Cases presentation: 1.Case-Male born at 38th-week to a-38-year-old mother with prenatal diagnosis of bilateral central CDH, 22p11 deletion and double-outlet right ventricle with dextrocardia. He was intubated at birth, underwent bilateral CDH repair on postnatal-day-3, but died on the 12th postoperative day due to severe pulmonary hypoplasia.
2.Case- A-male born to a-34-year-old mother at 37-week of gestation with suspected prenatal left CDH/Diaphragmatic Eventration had spontaneous recovery from initial respiratory distress. Echocardiography revealed dextrocardia, patent foramen ovale and patent ductus arteriosus. He was discharged on the 4th day. Two-mount-later, stomach and intestinal gases were seen in the left hemithorax on X-ray. The left anterolateral hernia was repaired.
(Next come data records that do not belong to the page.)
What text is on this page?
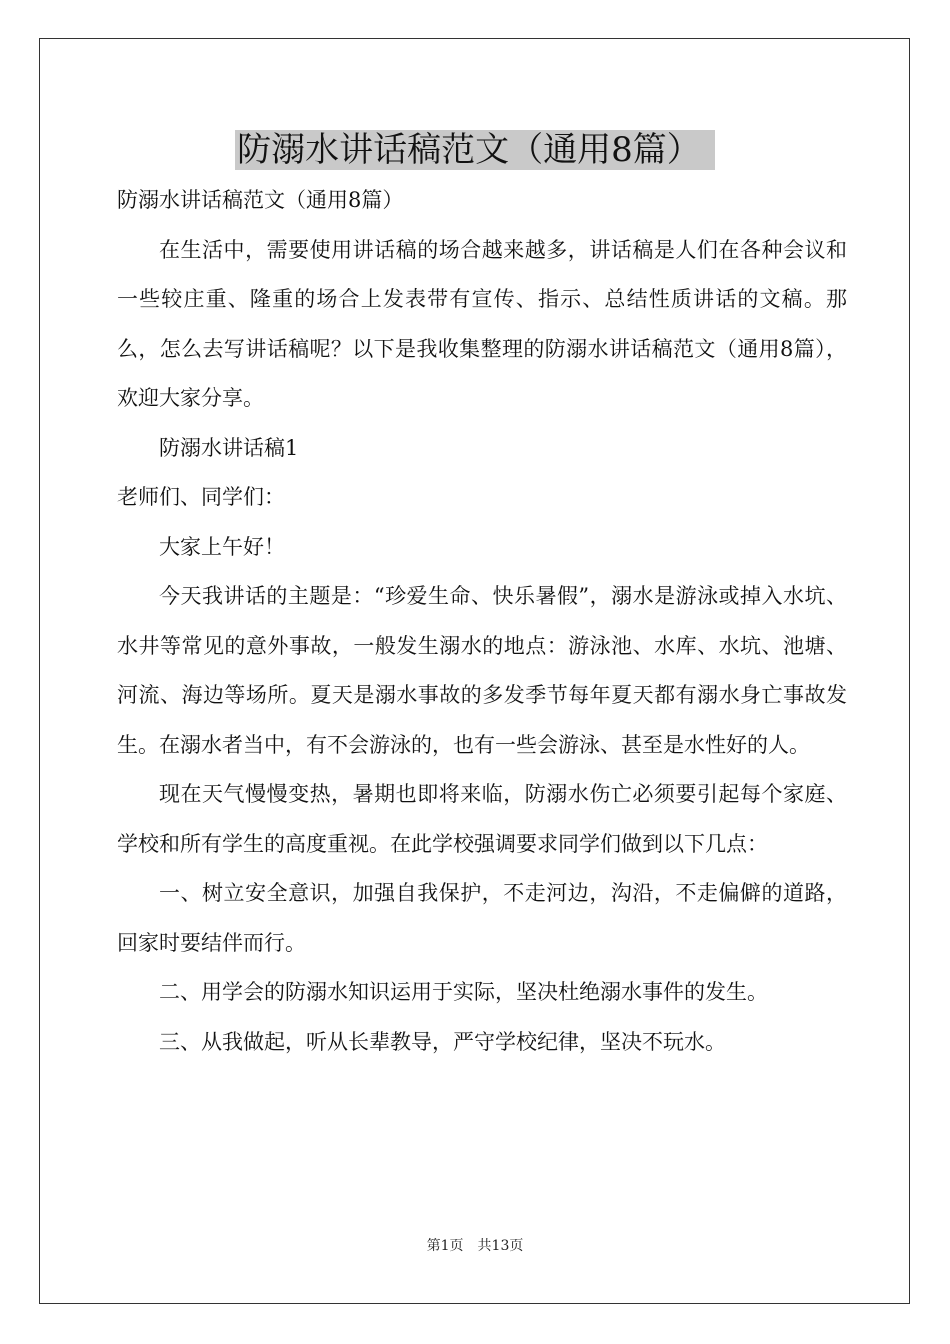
防溺水讲话稿范文（通用8篇）

防溺水讲话稿范文（通用8篇）

在生活中，需要使用讲话稿的场合越来越多，讲话稿是人们在各种会议和一些较庄重、隆重的场合上发表带有宣传、指示、总结性质讲话的文稿。那么，怎么去写讲话稿呢？以下是我收集整理的防溺水讲话稿范文（通用8篇），欢迎大家分享。

防溺水讲话稿1

老师们、同学们：

大家上午好！

今天我讲话的主题是：“珍爱生命、快乐暑假”，溺水是游泳或掉入水坑、水井等常见的意外事故，一般发生溺水的地点：游泳池、水库、水坑、池塘、河流、海边等场所。夏天是溺水事故的多发季节每年夏天都有溺水身亡事故发生。在溺水者当中，有不会游泳的，也有一些会游泳、甚至是水性好的人。

现在天气慢慢变热，暑期也即将来临，防溺水伤亡必须要引起每个家庭、学校和所有学生的高度重视。在此学校强调要求同学们做到以下几点：

一、树立安全意识，加强自我保护，不走河边，沟沿，不走偏僻的道路，回家时要结伴而行。

二、用学会的防溺水知识运用于实际，坚决杜绝溺水事件的发生。

三、从我做起，听从长辈教导，严守学校纪律，坚决不玩水。

第1页 共13页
3.Case-Female born at 39th-week to a 26-year-old mother with prenatal left CDH diagnosisn was intubated due to respiratory distress at birth. Echocardiogram revealed dextrocardia, patent foramen ovale and ductus arteriosus. Left anterolateral CDH was repaired on postnatal-day-5.
Suspicion of dextroposition/dextrocardia was confirmed as dextrocardia by postnatal-echocardiography. Preliminary diagnosis was Bochdalek hernia, but during the operation anterolateral diaphragmatic defect were determined along anterolateral costal margins from the sternum. The left lobe of the liver, stomach, spleen and small intestines were herniated into the thorax in a-sac. The hernia sacs were removed and primary repair was performed. The first-case died at 15-day-old, and the other-two had uneventful follow-ups for two years.
Conclusion: Mediastinal shift and dextroposition are expected conditions in CDH. It should be kept in mind that the presence of dextrocardia may indicate anterolateral CDH.